While Australia is home to over 10 per cent of the world’s biodiversity, it is second globally for biodiversity loss and boasts the highest rate of decline among developed nations, according to Federated Hermes.
As biodiversity destruction threatens to inflict a staggering cost of over US$2.7 trillion on the global economy by 2030, Ingrid Kukuljan, head of impact and sustainable investing at Federated Hermes, has highlighted the pivotal role corporations must adopt. She emphasises the emergence of corporations as “biodiversity champions” in steering towards a sustainable future.
“The reason why we coined this is because we decided to really look for those companies that are taking biodiversity into account,” Kukuljan told InvestorDaily.
“What we routinely found in our engagement with companies is that biodiversity is not being viewed either as a part of risk or as a part of strategic decisions. We wanted to try and identify those companies that are actually doing this because we think that they are going to be the long-term winners.”

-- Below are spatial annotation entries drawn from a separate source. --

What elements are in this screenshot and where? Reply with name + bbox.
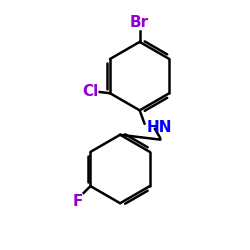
Text: F: F xyxy=(72,194,83,209)
Text: Cl: Cl xyxy=(82,84,98,100)
Text: HN: HN xyxy=(147,120,172,135)
Text: Br: Br xyxy=(130,15,149,30)
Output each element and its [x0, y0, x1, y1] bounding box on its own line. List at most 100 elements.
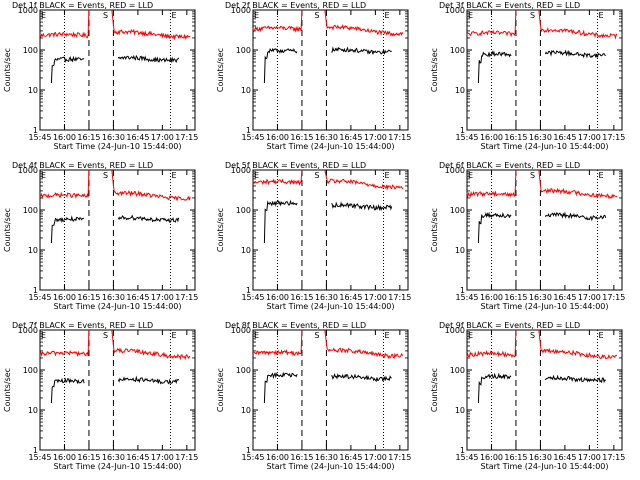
- y-tick-label: 10: [28, 86, 38, 95]
- series-line-lld-post: [111, 329, 191, 361]
- plot-frame: [39, 169, 196, 291]
- y-axis-label: Counts/sec: [430, 368, 439, 412]
- x-tick-label: 16:45: [553, 133, 576, 142]
- y-tick-label: 1000: [231, 166, 251, 175]
- x-tick-label: 16:45: [126, 453, 149, 462]
- series-line-lld-post: [324, 169, 404, 191]
- event-marker-label: S: [103, 171, 108, 180]
- x-tick-label: 16:00: [480, 133, 503, 142]
- x-tick-label: 16:00: [53, 453, 76, 462]
- series-line-lld-pre: [252, 169, 303, 186]
- event-marker-label: S: [314, 331, 319, 340]
- chart-title: Det 3f BLACK = Events, RED = LLD: [439, 1, 580, 10]
- event-marker-label: E: [172, 171, 177, 180]
- y-tick-label: 100: [450, 46, 465, 55]
- event-marker-label: E: [599, 331, 604, 340]
- plot-frame: [466, 329, 623, 451]
- y-tick-label: 1000: [445, 6, 465, 15]
- event-marker-label: E: [41, 11, 46, 20]
- x-axis-label: Start Time (24-Jun-10 15:44:00): [481, 302, 609, 311]
- series-line-events-post: [117, 214, 180, 223]
- x-tick-label: 16:45: [339, 293, 362, 302]
- y-tick-label: 100: [236, 366, 251, 375]
- chart-title: Det 7f BLACK = Events, RED = LLD: [12, 321, 153, 330]
- event-marker-label: E: [41, 171, 46, 180]
- x-axis-label: Start Time (24-Jun-10 15:44:00): [267, 142, 395, 151]
- chart-title: Det 4f BLACK = Events, RED = LLD: [12, 161, 153, 170]
- x-axis-label: Start Time (24-Jun-10 15:44:00): [54, 302, 182, 311]
- x-tick-label: 17:15: [388, 453, 411, 462]
- x-tick-label: 16:30: [529, 133, 552, 142]
- y-axis-label: Counts/sec: [430, 48, 439, 92]
- x-tick-label: 16:00: [266, 453, 289, 462]
- x-tick-label: 16:30: [315, 133, 338, 142]
- x-tick-label: 17:00: [364, 293, 387, 302]
- series-line-lld-pre: [252, 329, 303, 357]
- series-line-lld-pre: [466, 329, 517, 359]
- series-line-lld-pre: [39, 169, 90, 200]
- x-tick-label: 16:45: [126, 293, 149, 302]
- x-tick-label: 16:30: [529, 293, 552, 302]
- x-tick-label: 17:15: [175, 453, 198, 462]
- plot-frame: [466, 169, 623, 291]
- x-tick-label: 15:45: [28, 293, 51, 302]
- series-line-events-pre: [477, 50, 512, 84]
- series-line-events-pre: [50, 377, 85, 404]
- y-tick-label: 1: [246, 286, 251, 295]
- chart-title: Det 1f BLACK = Events, RED = LLD: [12, 1, 153, 10]
- x-tick-label: 15:45: [455, 133, 478, 142]
- x-tick-label: 15:45: [241, 293, 264, 302]
- x-axis-label: Start Time (24-Jun-10 15:44:00): [267, 462, 395, 471]
- x-tick-label: 17:15: [175, 133, 198, 142]
- x-tick-label: 17:15: [602, 133, 625, 142]
- x-tick-label: 16:15: [290, 133, 313, 142]
- event-marker-label: S: [314, 11, 319, 20]
- x-tick-label: 16:15: [504, 453, 527, 462]
- x-axis-label: Start Time (24-Jun-10 15:44:00): [54, 142, 182, 151]
- event-marker-label: E: [468, 171, 473, 180]
- series-line-lld-post: [111, 9, 191, 41]
- y-tick-label: 10: [455, 246, 465, 255]
- chart-title: Det 9f BLACK = Events, RED = LLD: [439, 321, 580, 330]
- plot-frame: [466, 9, 623, 131]
- plot-frame: [252, 9, 409, 131]
- event-marker-label: E: [172, 331, 177, 340]
- series-line-lld-pre: [39, 329, 90, 358]
- y-tick-label: 1000: [231, 6, 251, 15]
- x-tick-label: 17:00: [364, 133, 387, 142]
- y-axis-label: Counts/sec: [216, 368, 225, 412]
- x-tick-label: 16:00: [266, 133, 289, 142]
- x-tick-label: 17:00: [151, 453, 174, 462]
- series-line-events-pre: [263, 199, 298, 244]
- x-tick-label: 15:45: [455, 453, 478, 462]
- x-tick-label: 16:00: [53, 133, 76, 142]
- event-marker-label: S: [530, 331, 535, 340]
- series-line-events-post: [117, 375, 180, 385]
- event-marker-label: S: [103, 331, 108, 340]
- event-marker-label: E: [254, 171, 259, 180]
- series-line-events-pre: [263, 47, 298, 84]
- y-axis-label: Counts/sec: [216, 48, 225, 92]
- y-tick-label: 1: [246, 446, 251, 455]
- y-tick-label: 1: [33, 446, 38, 455]
- x-tick-label: 16:15: [290, 453, 313, 462]
- x-tick-label: 16:30: [102, 453, 125, 462]
- y-tick-label: 100: [23, 366, 38, 375]
- series-line-lld-post: [538, 169, 618, 200]
- x-tick-label: 16:45: [339, 133, 362, 142]
- x-tick-label: 16:30: [102, 133, 125, 142]
- y-tick-label: 1: [33, 286, 38, 295]
- plot-frame: [252, 169, 409, 291]
- x-tick-label: 16:45: [553, 293, 576, 302]
- series-line-events-pre: [477, 211, 512, 244]
- chart-title: Det 6f BLACK = Events, RED = LLD: [439, 161, 580, 170]
- chart-title: Det 2f BLACK = Events, RED = LLD: [225, 1, 366, 10]
- event-marker-label: E: [172, 11, 177, 20]
- y-tick-label: 1: [460, 446, 465, 455]
- series-line-events-pre: [50, 215, 85, 244]
- x-tick-label: 15:45: [455, 293, 478, 302]
- x-tick-label: 16:15: [290, 293, 313, 302]
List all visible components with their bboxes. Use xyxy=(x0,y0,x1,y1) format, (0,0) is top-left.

Earlier this month, global asset managers JPMorgan Chase and State Street both pulled their investment arms out of the global investor coalition Climate Action 100+, the investor-led initiative to ensure the world’s largest corporate greenhouse gas emitters take necessary action on climate change. Once the news broke, BlackRock also said it would be limiting its involvement.
The firms’ departures closely coincide with the climate action coalition’s introduction of “phase 2” requirements in June last year, expanding signatories’ obligations to enhance corporate disclosure and implement climate transition plans, which expand the coalition’s initial push for comprehensive climate-related disclosures by companies.
Noting the divisiveness that sustainability tends to ignite in financial markets, Kukuljan reiterated that biodiversity is “here to stay” and must be taken seriously given that nature underpins the global economy.
“We have to learn how to live sustainably in harmony with nature, and that will also require corporations to change their behavour,” she explained.
“This data is not hokey pokey. This is all scientifically backed data and we can all see it.”
Namely, Kukuljan explained that back in the 1980s, the United States would experience a natural disaster that cost in excess of a billion dollars on average every four months, however, the frequency of such disasters has now escalated to occurring once every two weeks.
“This is something that needs to be part of every asset manager and asset owner’s fiduciary responsibility, ensuring that they’re analysing impacts and dependencies properly.”
Kukuljan highlighted the work of the Taskforce on Nature-related Financial Disclosures (TNFD), a group of senior executives from financial institutions, corporates and market service providers with a market capitalisation of over US$2.3 trillion. The TNFD sets out disclosure recommendations and guidance for financial institutions to assess and report on their nature-related dependencies, impacts, risks, and opportunities.
“It’s great because I think what the TNFD offers companies is really a kind of handbook of what they should be focusing on, to start incorporating biodiversity into their strategies, into their risk management, and into their policies.”
Moreover, Kukuljan emphasised that the drive to report disclosures on biodiversity will significantly enhance the availability of quantifiable data across the market.
“With the emergence of biodiversity champion, I think which we will also see with the TNFD, is that it’s going to become more prevalent as companies are understanding how important this is to their business operation, especially given the supply chain risks from all the natural disasters, from all of the volatility that we have seen around commodities,” Kukuljan said.
“The way that [biodiversity] should be viewed is that this is a tool that we need to develop as an asset class in order to reduce what we believe is the biggest systemic risk that our planet is facing.
“If you want to ensure long-term returns, you have to take care of nature, because we depend on it for everything.”
Late last year, Robeco’s annual climate survey of 300 global investors revealed that the importance of biodiversity in investment policies has surged, with nearly half (48 per cent) indicating that it is now “significant” or “central” to their strategies – up from just 19 per cent two years ago.
The firm suggested that this growing interest is not just a passive inclination but that investors are actively seeking opportunities in biodiversity-oriented strategies within the next year.